Твою мать, какая красивая. И теперь моя.
Взрывается, бесперебойно пульсируя и выгибаясь дугой. Тону в ней, когда рвано кончаю в горячей глубине и утыкаюсь носом в шею, чтобы собрать каждый вздох моей девочки. Мир расплывается, пока мы оба остываем, восстанавливая сбившейся ритм сердца. Падаю на спину, притягивая Котёнка и не отрываясь от искусанных губ, требуя поцелуй. Спокойно и тихо, лишь размеренное дыхание Арины нарушает идиллию.
‒ Глеб, ‒ поднимается выше, внимательно смотрит, ‒ ты… ‒ прячет взгляд, сомневаясь, ‒ ты в меня кончил. Ты раньше…
‒ Пункт двадцатый читала? ‒ приподнимаю бровь, не веря, что Котёнок дальше двенадцатого не посмотрела.
‒ Нет, а что там?
‒ Там два спиногрыза, которых ты мне должна. Уверен, я попаду в яблочко с первого раза.
‒ Это не шутки, ‒ становится серьёзной. ‒ Ребёнок ‒ это маленький человек, за которого родители несут ответственность. А ты говорил, что не хочешь…
‒ Хочу, ‒ обрываю. Что ещё мне нужно сказать, чтобы Арина поверила в серьёзность того, что сейчас происходит с нами, с нашими семьями?
‒ Ты ведь не знаешь, что такое дети. Не знаешь, как ухаживать, воспитывать, что делать…
‒ Ты научишь. А тебя мама. Моя или твоя, не важно. Так?
‒ Да.
Моя неугомонная успокаивается, укладываясь на моей груди. Рано. Мы только начали, и до утра намерен неоднократно работать над пунктом двадцать.
‒ Скажи ещё раз.
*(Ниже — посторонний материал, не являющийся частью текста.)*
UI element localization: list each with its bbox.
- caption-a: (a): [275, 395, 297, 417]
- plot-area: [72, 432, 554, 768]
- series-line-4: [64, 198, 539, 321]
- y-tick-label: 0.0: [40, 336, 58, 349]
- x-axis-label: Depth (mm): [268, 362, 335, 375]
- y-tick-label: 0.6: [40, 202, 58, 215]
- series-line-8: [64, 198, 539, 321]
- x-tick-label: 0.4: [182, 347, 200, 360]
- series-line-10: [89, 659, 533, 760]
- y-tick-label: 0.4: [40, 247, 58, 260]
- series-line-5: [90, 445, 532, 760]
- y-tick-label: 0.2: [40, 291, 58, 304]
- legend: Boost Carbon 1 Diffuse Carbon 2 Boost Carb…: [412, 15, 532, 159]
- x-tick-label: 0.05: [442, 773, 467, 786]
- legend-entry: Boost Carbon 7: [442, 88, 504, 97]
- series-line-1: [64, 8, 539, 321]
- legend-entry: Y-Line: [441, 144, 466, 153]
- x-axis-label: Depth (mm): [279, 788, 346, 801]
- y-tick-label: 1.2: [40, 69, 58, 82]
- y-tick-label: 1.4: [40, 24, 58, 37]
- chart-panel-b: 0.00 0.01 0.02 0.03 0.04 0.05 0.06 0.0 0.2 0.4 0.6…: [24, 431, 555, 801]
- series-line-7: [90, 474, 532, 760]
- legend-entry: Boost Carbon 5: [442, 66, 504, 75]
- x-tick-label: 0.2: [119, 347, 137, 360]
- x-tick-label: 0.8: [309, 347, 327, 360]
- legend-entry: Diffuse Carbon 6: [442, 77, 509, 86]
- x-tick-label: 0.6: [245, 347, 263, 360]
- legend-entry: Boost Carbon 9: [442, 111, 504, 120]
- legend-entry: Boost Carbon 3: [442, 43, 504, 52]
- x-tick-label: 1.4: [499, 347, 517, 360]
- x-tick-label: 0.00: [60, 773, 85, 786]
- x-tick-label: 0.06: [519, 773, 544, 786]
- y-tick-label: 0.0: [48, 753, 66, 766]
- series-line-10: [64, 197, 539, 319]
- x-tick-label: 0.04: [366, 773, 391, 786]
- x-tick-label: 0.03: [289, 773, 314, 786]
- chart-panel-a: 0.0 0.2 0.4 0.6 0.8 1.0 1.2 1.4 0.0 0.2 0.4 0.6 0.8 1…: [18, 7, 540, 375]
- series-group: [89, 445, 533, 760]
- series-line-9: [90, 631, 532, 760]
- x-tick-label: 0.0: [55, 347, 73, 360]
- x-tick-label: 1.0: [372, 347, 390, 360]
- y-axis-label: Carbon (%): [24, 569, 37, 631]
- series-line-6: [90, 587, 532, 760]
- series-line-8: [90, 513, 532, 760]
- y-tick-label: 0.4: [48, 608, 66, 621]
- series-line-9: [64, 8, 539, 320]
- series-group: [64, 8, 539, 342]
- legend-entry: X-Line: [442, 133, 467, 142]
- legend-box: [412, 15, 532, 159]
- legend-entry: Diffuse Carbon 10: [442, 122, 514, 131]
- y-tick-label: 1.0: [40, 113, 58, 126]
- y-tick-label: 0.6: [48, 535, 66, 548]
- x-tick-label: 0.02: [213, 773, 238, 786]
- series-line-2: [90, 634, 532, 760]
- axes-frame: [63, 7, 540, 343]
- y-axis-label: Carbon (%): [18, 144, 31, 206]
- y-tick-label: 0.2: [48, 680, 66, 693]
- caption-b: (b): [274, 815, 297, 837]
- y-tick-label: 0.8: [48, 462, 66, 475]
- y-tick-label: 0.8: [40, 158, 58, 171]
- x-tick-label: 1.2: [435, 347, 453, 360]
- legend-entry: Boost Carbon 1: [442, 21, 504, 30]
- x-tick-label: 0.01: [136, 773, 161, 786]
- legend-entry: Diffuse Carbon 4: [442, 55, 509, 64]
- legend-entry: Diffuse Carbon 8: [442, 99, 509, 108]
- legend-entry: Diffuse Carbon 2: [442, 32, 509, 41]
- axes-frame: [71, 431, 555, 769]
Чтобы я поверила.
‒ Что именно?
‒ Слово на букву «л», ‒ водит пальчиком по животу, спускаясь ниже.
‒ Четырёхлетний лимит тратим, Арина Демьяновна?
‒ Угу.
‒ Люблю тебя, Котёнок.
Глава 36
Арина
Открыв глаза, не сразу понимаю, где именно нахожусь, но воспоминания о ночи примирения мелькают перед глазами, вызывая улыбку. Водоворот событий последней пары недель завертелся с такой силой, что, вероятно, ещё некоторое время потребуется на осознание и принятие произошедшего.